Corona

L’âge peut être. Ou bien elle. Quoique non, elle a été parfaite. Le mari dans l’avion du matin, les enfants à un stage de poneys, du soleil plein la chambre à coucher, tous les clichés confortables qui simplifient les histoires. Non, ce n’est pas elle. Pourtant, trois heures d’étreintes réussies et Geraxan n’a plus d’autre envie que celle de filer et de se retrouver seul sur sa terrasse. L’âge peut être. Quoique. Geraxan regarde le module entre ses doigts et sent poindre une vague culpabilité juvénile. En cherchant sa chaussure droite dans le salon, il est tombé sur l’humidificateur en acajou du mari. Un rien obséquieux. Comme le cendrier lourd à côté, Baccara sans doute et le coupe cigare ouvragé. L’excuse de la gaminerie irréfléchie aurait pu être suffisante si Geraxan avait fourré le premier cigare lui roulant sous les doigts dans sa poche. Au lieu de quoi, Geraxan a soulevé la boite du dessus, des Montecristo, déplacé la seconde, des Punch, pour finalement attraper une simple boite en carton blanc. La rondeur du corona à l’intérieur lui a plut. La souplesse du corps, l’impression d’infinie tendresse entre les doigts a achevé de le convaincre.

C’est ce même module qu’il fait rouler entre son pouce et son index, là maintenant, sur sa terrasse, avec le soleil qui frôle la balustrade. Rien, pas un défaut. Un remplissage parfait, cohérent. On peut être natif des Canaries et savoir rouler. La blondeur de la cape dit clairement qu’elle n’est pas cubaine. Geraxan connait ce cigare : cape américaine, tripe cubaine et façon canaries. Importé par un passionné lassé de vendre des paquets de dix cigarettes à des adolescentes et qui réinvestit sa marge pour convaincre ses collègues buralistes de distribuer ses produits. Geraxan connait ce cigare et cela l’ennuie un peu. Il le prépare d’un coup de dent, fait glisser la bague : il fume à nu. Il hume une dernière fois le corona avant de l’allumer. Les senteurs féminines qui restent au bout de ses doigts se mêlent à l’odeur du tabac et Geraxan sent naitre un début d’érection. Il ferme les yeux, respire et lorsque le calme est revenu, il craque l’allumette.

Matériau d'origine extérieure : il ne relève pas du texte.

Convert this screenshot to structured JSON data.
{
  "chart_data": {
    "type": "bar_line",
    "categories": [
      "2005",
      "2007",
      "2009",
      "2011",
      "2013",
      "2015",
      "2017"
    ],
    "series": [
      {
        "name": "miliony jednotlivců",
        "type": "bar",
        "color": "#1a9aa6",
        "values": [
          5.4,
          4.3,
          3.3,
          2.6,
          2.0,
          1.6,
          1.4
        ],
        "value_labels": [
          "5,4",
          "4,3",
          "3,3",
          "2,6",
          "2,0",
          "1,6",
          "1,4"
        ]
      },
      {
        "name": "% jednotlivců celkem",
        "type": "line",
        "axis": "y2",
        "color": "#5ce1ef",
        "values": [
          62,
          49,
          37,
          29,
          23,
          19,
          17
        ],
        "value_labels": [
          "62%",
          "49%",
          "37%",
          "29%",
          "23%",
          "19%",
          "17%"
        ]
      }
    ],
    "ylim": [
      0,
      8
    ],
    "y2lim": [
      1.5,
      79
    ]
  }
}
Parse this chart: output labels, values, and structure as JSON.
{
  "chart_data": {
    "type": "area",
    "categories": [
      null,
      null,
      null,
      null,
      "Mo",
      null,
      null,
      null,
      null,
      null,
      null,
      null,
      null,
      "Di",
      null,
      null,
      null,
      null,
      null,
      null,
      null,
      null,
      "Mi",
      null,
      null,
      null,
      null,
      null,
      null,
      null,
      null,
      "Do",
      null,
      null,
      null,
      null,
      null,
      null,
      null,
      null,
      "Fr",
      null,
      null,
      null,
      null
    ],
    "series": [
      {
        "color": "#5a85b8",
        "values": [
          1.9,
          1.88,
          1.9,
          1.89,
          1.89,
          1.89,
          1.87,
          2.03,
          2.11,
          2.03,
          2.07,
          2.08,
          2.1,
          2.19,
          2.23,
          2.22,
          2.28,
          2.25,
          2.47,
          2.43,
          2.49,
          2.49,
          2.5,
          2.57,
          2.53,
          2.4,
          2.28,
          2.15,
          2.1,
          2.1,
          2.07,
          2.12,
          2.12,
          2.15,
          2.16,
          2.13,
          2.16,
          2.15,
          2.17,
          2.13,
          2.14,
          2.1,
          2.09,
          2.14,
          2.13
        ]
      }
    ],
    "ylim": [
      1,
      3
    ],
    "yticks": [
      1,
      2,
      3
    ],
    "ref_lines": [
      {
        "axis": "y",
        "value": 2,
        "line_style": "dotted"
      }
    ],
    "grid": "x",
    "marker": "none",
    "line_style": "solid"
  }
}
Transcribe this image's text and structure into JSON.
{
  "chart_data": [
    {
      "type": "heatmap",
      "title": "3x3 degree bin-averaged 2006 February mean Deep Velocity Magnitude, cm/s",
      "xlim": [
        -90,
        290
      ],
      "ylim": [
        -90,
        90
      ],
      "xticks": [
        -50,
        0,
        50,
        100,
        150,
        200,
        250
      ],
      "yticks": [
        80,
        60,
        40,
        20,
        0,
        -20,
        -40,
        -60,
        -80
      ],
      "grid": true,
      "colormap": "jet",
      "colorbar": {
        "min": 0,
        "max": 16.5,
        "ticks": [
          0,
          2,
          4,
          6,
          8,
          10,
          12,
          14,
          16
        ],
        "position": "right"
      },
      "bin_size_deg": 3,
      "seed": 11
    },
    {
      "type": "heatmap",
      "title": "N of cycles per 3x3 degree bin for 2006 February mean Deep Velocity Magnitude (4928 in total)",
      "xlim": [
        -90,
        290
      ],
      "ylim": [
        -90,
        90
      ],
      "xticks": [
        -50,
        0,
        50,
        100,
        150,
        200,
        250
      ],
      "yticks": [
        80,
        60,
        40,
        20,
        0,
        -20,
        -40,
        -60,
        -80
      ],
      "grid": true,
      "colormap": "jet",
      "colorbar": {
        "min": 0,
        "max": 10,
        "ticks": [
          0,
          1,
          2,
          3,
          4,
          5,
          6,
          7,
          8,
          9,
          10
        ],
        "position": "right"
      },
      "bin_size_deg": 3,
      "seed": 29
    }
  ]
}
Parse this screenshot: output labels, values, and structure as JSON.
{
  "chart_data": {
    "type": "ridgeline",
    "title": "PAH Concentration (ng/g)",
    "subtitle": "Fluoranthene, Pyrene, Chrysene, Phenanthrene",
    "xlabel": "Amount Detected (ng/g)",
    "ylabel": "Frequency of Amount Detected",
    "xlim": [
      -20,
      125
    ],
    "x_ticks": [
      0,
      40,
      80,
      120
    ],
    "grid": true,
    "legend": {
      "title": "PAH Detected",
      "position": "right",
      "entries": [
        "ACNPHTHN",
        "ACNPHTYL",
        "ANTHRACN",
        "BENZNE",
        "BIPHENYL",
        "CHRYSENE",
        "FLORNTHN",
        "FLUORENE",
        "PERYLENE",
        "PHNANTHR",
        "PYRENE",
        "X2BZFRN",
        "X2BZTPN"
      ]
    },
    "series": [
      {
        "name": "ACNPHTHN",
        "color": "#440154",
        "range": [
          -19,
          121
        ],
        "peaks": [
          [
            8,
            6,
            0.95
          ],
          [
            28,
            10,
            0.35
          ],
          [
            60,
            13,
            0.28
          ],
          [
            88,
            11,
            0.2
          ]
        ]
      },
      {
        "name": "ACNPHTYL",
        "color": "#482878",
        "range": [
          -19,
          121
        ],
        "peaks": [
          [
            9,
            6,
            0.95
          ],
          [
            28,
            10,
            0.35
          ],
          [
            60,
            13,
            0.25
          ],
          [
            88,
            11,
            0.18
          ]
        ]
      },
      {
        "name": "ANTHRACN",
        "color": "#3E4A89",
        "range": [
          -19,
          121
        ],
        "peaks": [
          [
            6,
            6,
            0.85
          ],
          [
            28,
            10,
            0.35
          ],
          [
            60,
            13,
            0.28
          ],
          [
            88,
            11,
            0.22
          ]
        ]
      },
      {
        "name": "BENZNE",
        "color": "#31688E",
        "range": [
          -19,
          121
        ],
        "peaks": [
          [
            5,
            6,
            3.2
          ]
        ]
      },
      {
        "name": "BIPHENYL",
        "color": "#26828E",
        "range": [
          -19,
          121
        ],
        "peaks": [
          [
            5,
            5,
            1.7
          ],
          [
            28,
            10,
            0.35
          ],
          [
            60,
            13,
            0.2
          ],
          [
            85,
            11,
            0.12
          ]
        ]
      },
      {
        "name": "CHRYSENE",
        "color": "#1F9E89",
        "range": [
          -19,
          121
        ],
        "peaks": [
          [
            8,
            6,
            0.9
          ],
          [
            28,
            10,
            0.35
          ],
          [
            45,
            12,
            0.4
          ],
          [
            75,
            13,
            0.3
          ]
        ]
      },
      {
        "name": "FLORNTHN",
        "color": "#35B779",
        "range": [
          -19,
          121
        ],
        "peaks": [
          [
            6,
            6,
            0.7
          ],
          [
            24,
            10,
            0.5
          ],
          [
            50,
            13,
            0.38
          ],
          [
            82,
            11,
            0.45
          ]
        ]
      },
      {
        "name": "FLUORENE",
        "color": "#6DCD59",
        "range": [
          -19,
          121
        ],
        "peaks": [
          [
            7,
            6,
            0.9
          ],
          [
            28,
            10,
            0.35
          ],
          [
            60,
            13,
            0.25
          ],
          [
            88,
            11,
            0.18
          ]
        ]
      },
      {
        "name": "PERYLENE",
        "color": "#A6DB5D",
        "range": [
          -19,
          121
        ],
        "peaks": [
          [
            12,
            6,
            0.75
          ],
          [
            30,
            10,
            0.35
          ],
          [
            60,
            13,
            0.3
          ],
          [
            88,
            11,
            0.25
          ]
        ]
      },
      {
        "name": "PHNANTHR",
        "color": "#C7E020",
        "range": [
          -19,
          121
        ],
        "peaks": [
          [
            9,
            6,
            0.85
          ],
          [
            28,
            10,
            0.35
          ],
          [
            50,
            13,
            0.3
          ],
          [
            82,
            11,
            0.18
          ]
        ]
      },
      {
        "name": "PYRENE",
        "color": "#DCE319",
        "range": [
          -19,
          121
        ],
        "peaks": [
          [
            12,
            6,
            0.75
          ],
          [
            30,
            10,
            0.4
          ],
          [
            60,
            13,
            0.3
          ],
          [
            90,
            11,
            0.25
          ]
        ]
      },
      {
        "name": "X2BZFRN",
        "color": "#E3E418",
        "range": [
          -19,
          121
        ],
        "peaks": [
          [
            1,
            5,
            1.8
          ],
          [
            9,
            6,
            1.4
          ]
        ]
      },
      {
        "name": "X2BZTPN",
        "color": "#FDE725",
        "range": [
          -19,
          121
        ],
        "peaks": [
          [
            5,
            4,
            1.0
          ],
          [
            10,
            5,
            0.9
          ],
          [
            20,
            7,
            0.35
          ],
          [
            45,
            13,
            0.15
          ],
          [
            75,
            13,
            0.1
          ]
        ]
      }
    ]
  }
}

Le premier tiers du corona, déjà, et ses pensées commencent juste à revenir. Un bon quart d’heure de vide qui vaut bien des petits bonheurs. Le cigare est chaud, d’une combustion parfaite. L’esprit se réveille avec une acuité différente. Geraxan examine le rouleau régulier de cendres qui se forme, la texture parfaite de la cape. Un bon produit. Que le mari puisse ressentir la même satisfaction légitime trouble Geraxan. Trouver un mari sympathique ne lui est pas particulièrement plaisant. Il tire goulument sur le corona. Un goût de sous bois, plus proche des trompettes de la mort que des cèpes. Un goût net. Un goût franc. Il faut revenir à des sensations simples, à des idées claires.

Le soleil rase maintenant les arbres. Il n’y a pas un souffle de vent et les volutes se dessinent tendrement. Geraxan commence à sentir l’incandescence près de ses doigts. Il voit également poindre les contours de la question qui le trouble.

La réponse lui vient, évidente, comme le cigare finit tranquillement de s’éteindre.

1 commentaire:

Anonyme a dit…

Un texte un peu ancien, pas complètement adapté à un format blog, destiné à l'origine à une revue tabagique mais probablement trop sensuel pour être retenu.